Much later on in Lost we begin to learn that the rules are not so solid as we’ve always thought, and might very well just be up to the whims and values of whichever power happens to be in charge at the moment. Which cuts to the heart of Hume’s problem of induction: how do we know that induction is a good way to gain knowledge? The only real reason we have to believe that the future will resemble the past is that the future has always resembled the past. Meaning that the justification for the efficacy of inductive reasoning itself relies on inductive reasoning. Inductive reasoning is circular. And thus the very basis of reason is itself inherently and necessarily unreasonable.
We like mysteries. That’s one of the reasons that Lost was so popular from its very beginning. Along with great writing and acting, and above and beyond its intriguing premise, it provided us with a planeload of questions. What we don’t like – or what much fewer of us like, anyway – is ambiguity. It’s no coincidence that detective stories and police procedurals tend to end with the revelation of the murderer’s identity and motivations, and all the gory details of the crime. We simply want to know.

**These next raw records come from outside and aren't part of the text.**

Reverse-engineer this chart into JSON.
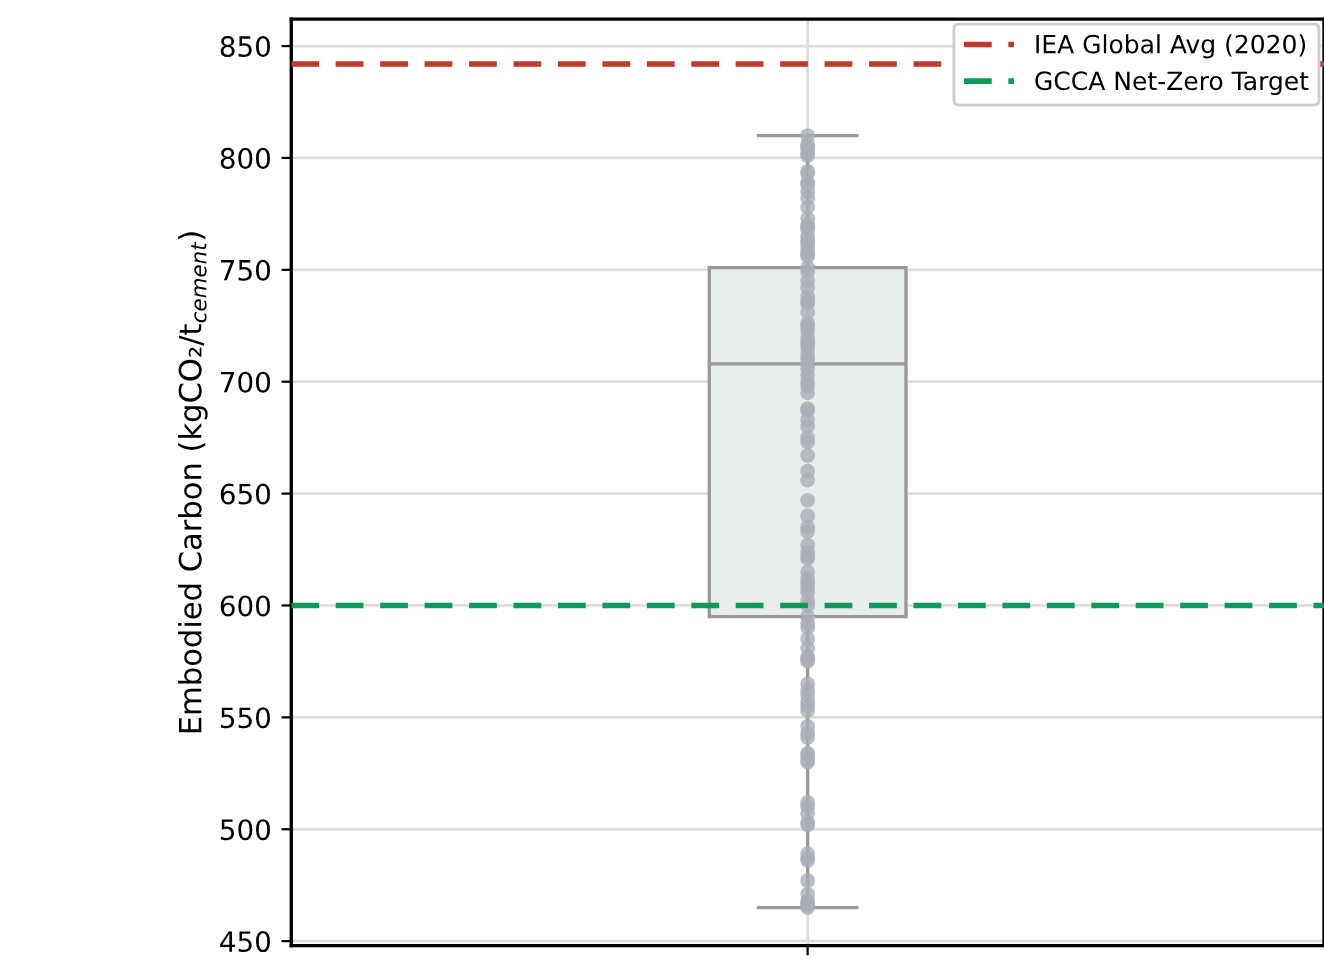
{
  "chart_data": {
    "type": "box",
    "ylabel": "Embodied Carbon (kgCO₂/t$_{cement}$)",
    "categories": [
      null
    ],
    "ylim": [
      448,
      862
    ],
    "yticks": [
      450,
      500,
      550,
      600,
      650,
      700,
      750,
      800,
      850
    ],
    "grid": true,
    "legend": "top right",
    "ref_lines": [
      {
        "axis": "y",
        "value": 842,
        "label": "IEA Global Avg (2020)",
        "color": "#c0392b",
        "line_style": "dashed"
      },
      {
        "axis": "y",
        "value": 600,
        "label": "GCCA Net-Zero Target",
        "color": "#0e9a5a",
        "line_style": "dashed"
      }
    ],
    "series": [
      {
        "color": "#e8eded",
        "boxes": [
          {
            "low": 465,
            "q1": 595,
            "median": 708,
            "q3": 751,
            "high": 810
          }
        ]
      },
      {
        "type": "scatter",
        "color": "#a9aeb7",
        "x": [
          null,
          null,
          null,
          null,
          null,
          null,
          null,
          null,
          null,
          null,
          null,
          null,
          null,
          null,
          null,
          null,
          null,
          null,
          null,
          null,
          null,
          null,
          null,
          null,
          null,
          null,
          null,
          null,
          null,
          null,
          null,
          null,
          null,
          null,
          null,
          null,
          null,
          null,
          null,
          null,
          null,
          null,
          null,
          null,
          null,
          null,
          null,
          null,
          null,
          null,
          null,
          null,
          null,
          null,
          null,
          null,
          null,
          null,
          null,
          null,
          null,
          null,
          null,
          null,
          null,
          null,
          null,
          null,
          null,
          null,
          null,
          null,
          null,
          null,
          null,
          null,
          null,
          null,
          null,
          null,
          null,
          null,
          null,
          null,
          null,
          null,
          null,
          null,
          null,
          null,
          null,
          null,
          null,
          null,
          null,
          null,
          null,
          null,
          null,
          null,
          null,
          null,
          null,
          null,
          null,
          null
        ],
        "values": [
          810,
          806,
          805,
          804,
          802,
          801,
          793,
          794,
          789,
          788,
          785,
          782,
          778,
          773,
          770,
          769,
          768,
          765,
          763,
          762,
          760,
          758,
          757,
          756,
          751,
          749,
          745,
          742,
          738,
          736,
          735,
          731,
          726,
          725,
          723,
          720,
          718,
          717,
          715,
          712,
          710,
          708,
          706,
          703,
          700,
          698,
          695,
          688,
          687,
          683,
          680,
          675,
          673,
          667,
          660,
          656,
          647,
          640,
          635,
          633,
          627,
          624,
          622,
          621,
          615,
          612,
          610,
          608,
          606,
          602,
          600,
          595,
          592,
          590,
          585,
          581,
          577,
          576,
          575,
          565,
          562,
          560,
          557,
          555,
          553,
          546,
          543,
          541,
          534,
          533,
          531,
          530,
          512,
          510,
          507,
          503,
          502,
          489,
          487,
          486,
          477,
          471,
          468,
          467,
          466,
          465
        ]
      }
    ]
  }
}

But one of the most important questions at the centre of Lost was precisely: how can we know? How can we ever really know? And this question was answered in most appropriate possible way – by not answering it. Because the answer is that we can’t. Lost gave us all the answers that we needed in the end, because its basic point is that we can’t ever have all the answers. Not because someone is withholding them from us. Not because the creators of the show had no plan and no answers to give (which was also an accusation not infrequently hurled). But because it’s literally impossible ever to have all the answers. Every answer is just another question, and that’s not a failure of the show but an epistemological statement about the nature of reality.
When Desmond Hume travels to the Heart of the Island, he learns a vital secret. Although he can’t possibly know what’s about to happen, he still acts and even succeeds. The rules, as far as anyone can tell, might actually be changing from moment to moment. There’s no way to prove that they don’t. That we’re constrained to behave as if things are predictable and not just random – as if there’s a plan, a purpose, some constant at the centre of things – is inescapably, whether we like it or not, an act of faith.